This was originally posted into the ISCON Facebook Page, I repost it here in its entirety:
Klaus Fiedler has granted me permission to share a letter that he wrote to a reported (Bruce Bowers) in response to the replication project. This letter contains Klaus’s words only and the only part I edited was to remove his phone number. I thought this would be of interest to the group.
These are his words on the 2015 estimating the replicability of psychology article.
Thanks for your email. You can call be tomorrow but I guess what I have to say is summarized in this email.
Before I try to tell it like it is, I ask you to please attend to my arguments, not just the final evaluations, which may appear unbalanced. So if you want to include my statement in your article, maybe along with my name, I would be happy not to detach my evaluative judgment from the arguments that in my opinion inevitably lead to my critical evaluation.
First of all I want to make it clear that I have been a big fan of properly conducted replication and validation studies for many years – long before the current hype of what one might call a shallow replication research program. Please note also that one of my own studies has been included in the present replication project; the original findings have been borne out more clearly than in the original study. So there is no self-referent motive for me to be overly critical.
However, I have to say that I am more than disappointed by the present report. In my view, such an expensive, time-consuming, and resource-intensive replication study, which can be expected to receive so much attention and to have such a strong impact on the field and on its public image, should live up (at least) to the same standards of scientific scrutiny as the studies that it evaluates. I’m afraid this is not the case, for the following reasons …
The rationale is to plot the effect size of replication results as a function of original results.

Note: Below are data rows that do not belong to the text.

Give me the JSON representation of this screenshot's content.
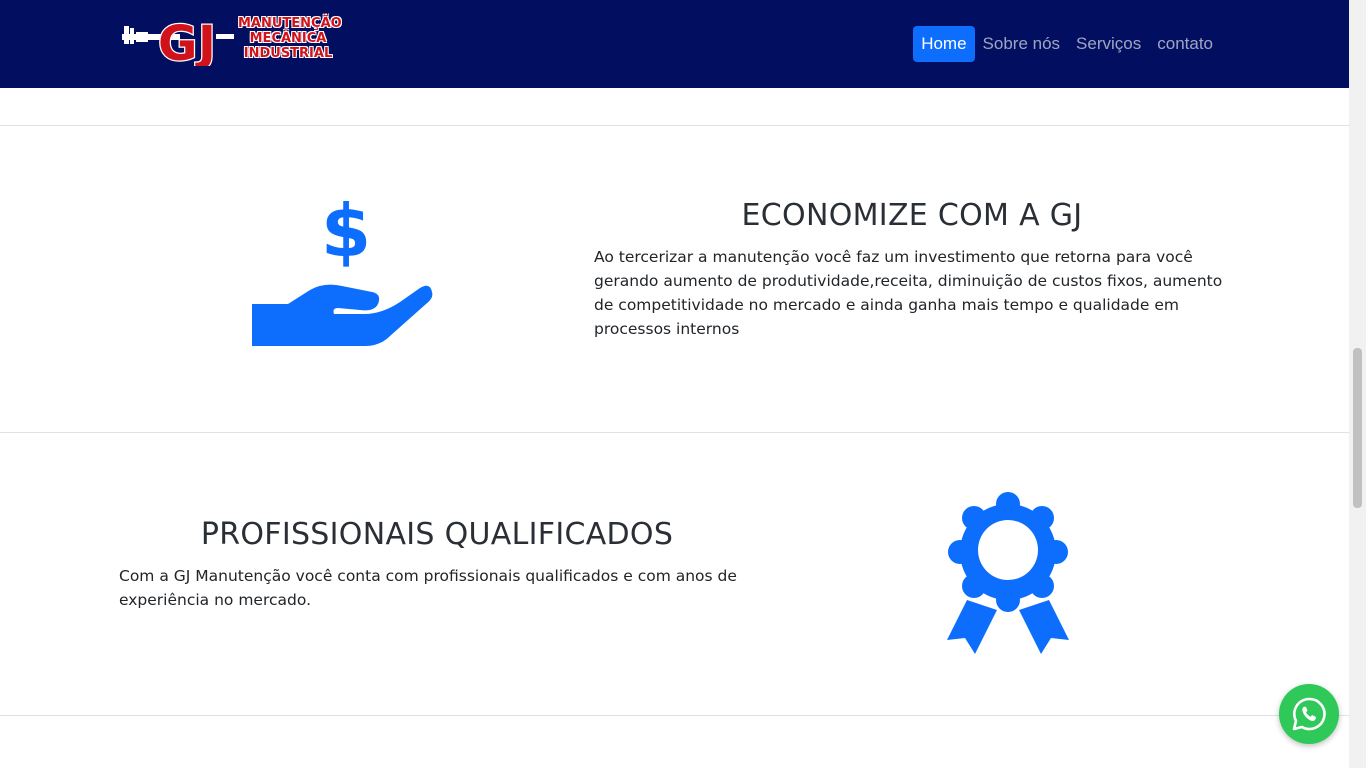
{
  "navbar": {
    "logo": {
      "initials": "GJ",
      "line1": "MANUTENÇÃO",
      "line2": "MECÂNICA",
      "line3": "INDUSTRIAL"
    },
    "links": [
      {
        "label": "Home",
        "active": true
      },
      {
        "label": "Sobre nós",
        "active": false
      },
      {
        "label": "Serviços",
        "active": false
      },
      {
        "label": "contato",
        "active": false
      }
    ]
  },
  "section_economize": {
    "title": "ECONOMIZE COM A GJ",
    "text": "Ao tercerizar a manutenção você faz um investimento que retorna para você gerando aumento de produtividade,receita, diminuição de custos fixos, aumento de competitividade no mercado e ainda ganha mais tempo e qualidade em processos internos",
    "icon": "money-hand-icon"
  },
  "section_profissionais": {
    "title": "PROFISSIONAIS QUALIFICADOS",
    "text": "Com a GJ Manutenção você conta com profissionais qualificados e com anos de experiência no mercado.",
    "icon": "award-ribbon-icon"
  },
  "colors": {
    "navbar_bg": "#020e5f",
    "accent": "#0d6efd",
    "whatsapp": "#2fc95a",
    "logo_red": "#d0121b"
  }
}
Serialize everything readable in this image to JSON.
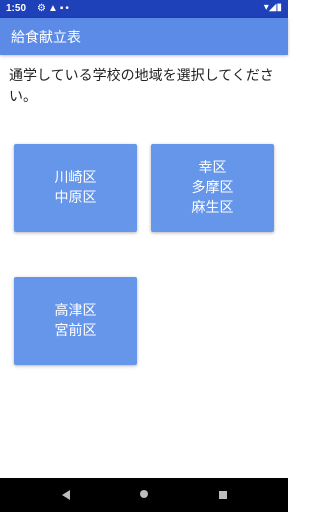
{
  "status_bar": {
    "time": "1:50",
    "left_icons": [
      "gear-icon",
      "sim-alert-icon",
      "sd-card-icon",
      "dot-icon"
    ],
    "right_icons": [
      "wifi-icon",
      "signal-icon",
      "battery-icon"
    ]
  },
  "app_bar": {
    "title": "給食献立表"
  },
  "instruction": "通学している学校の地域を選択してください。",
  "districts": [
    {
      "lines": [
        "川崎区",
        "中原区"
      ]
    },
    {
      "lines": [
        "幸区",
        "多摩区",
        "麻生区"
      ]
    },
    {
      "lines": [
        "高津区",
        "宮前区"
      ]
    }
  ],
  "colors": {
    "status_bar": "#1e40b8",
    "app_bar": "#5b8be6",
    "button": "#6696ea",
    "nav_bar": "#000000"
  }
}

Such a plot is necessarily subject to regression toward the mean. On a-priori-grounds, to the extent that the reliability of the original results is less than perfect, it can be expected that replication studies regress toward weaker effect sizes. This is very common knowledge. In a scholarly article one would try to compare the obtained effects to what can be expected from regression alone. The rule is simple and straightforward. Multiply the effect size of the original study (as a deviation score) with the reliability of the original test, and you get the expected replication results (in deviation scores) – as expected from regression alone. The informative question is to what extent the obtained results are weaker than the to-be-expected regressive results.

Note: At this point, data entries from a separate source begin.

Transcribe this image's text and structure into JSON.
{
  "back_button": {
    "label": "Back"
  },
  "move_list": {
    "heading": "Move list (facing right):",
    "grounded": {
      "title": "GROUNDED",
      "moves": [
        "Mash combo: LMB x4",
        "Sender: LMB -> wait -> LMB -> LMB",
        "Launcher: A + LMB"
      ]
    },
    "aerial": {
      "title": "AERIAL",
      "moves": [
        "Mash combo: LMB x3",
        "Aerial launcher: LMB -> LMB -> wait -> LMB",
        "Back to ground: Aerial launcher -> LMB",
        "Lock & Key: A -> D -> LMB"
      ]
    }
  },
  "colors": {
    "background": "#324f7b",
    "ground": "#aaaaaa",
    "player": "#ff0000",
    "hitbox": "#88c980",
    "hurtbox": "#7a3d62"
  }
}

To be sure, the article’s muteness regarding regression is related to the fact that the reliability was not assessed. This is a huge source of weakness. It has been shown (in a nice recent article by Stanley & Spence, 2014, in PPS) that measurement error and sampling error alone will greatly reduce the replicability of empirical results, even when the hypothesis is completely correct. In order not to be fooled by statistical data, it is therefore of utmost importance to control for measurement error and sampling error. This is the lesson we took from Frank Schmidt (2010). It is also very common wisdom.
The failure to assess the reliability of the dependent measures greatly reduces the interpretation of the results. Some studies may use single measures to assess an effect whereas others may use multiple measures and thereby enhance the reliability, according to a principle well-known since Spearman & Brown. Thus, some of the replication failures may simply reflect the naïve reliance on single-item dependent measures. This is of course a weakness of the original studies, but a weakness different from non-replicability of the theoretically important effect. Indeed, contrary to the notion that researchers perfectly exploit their degrees of freedom and always come up with results that overestimate their true effect size, they often make naïve mistakes.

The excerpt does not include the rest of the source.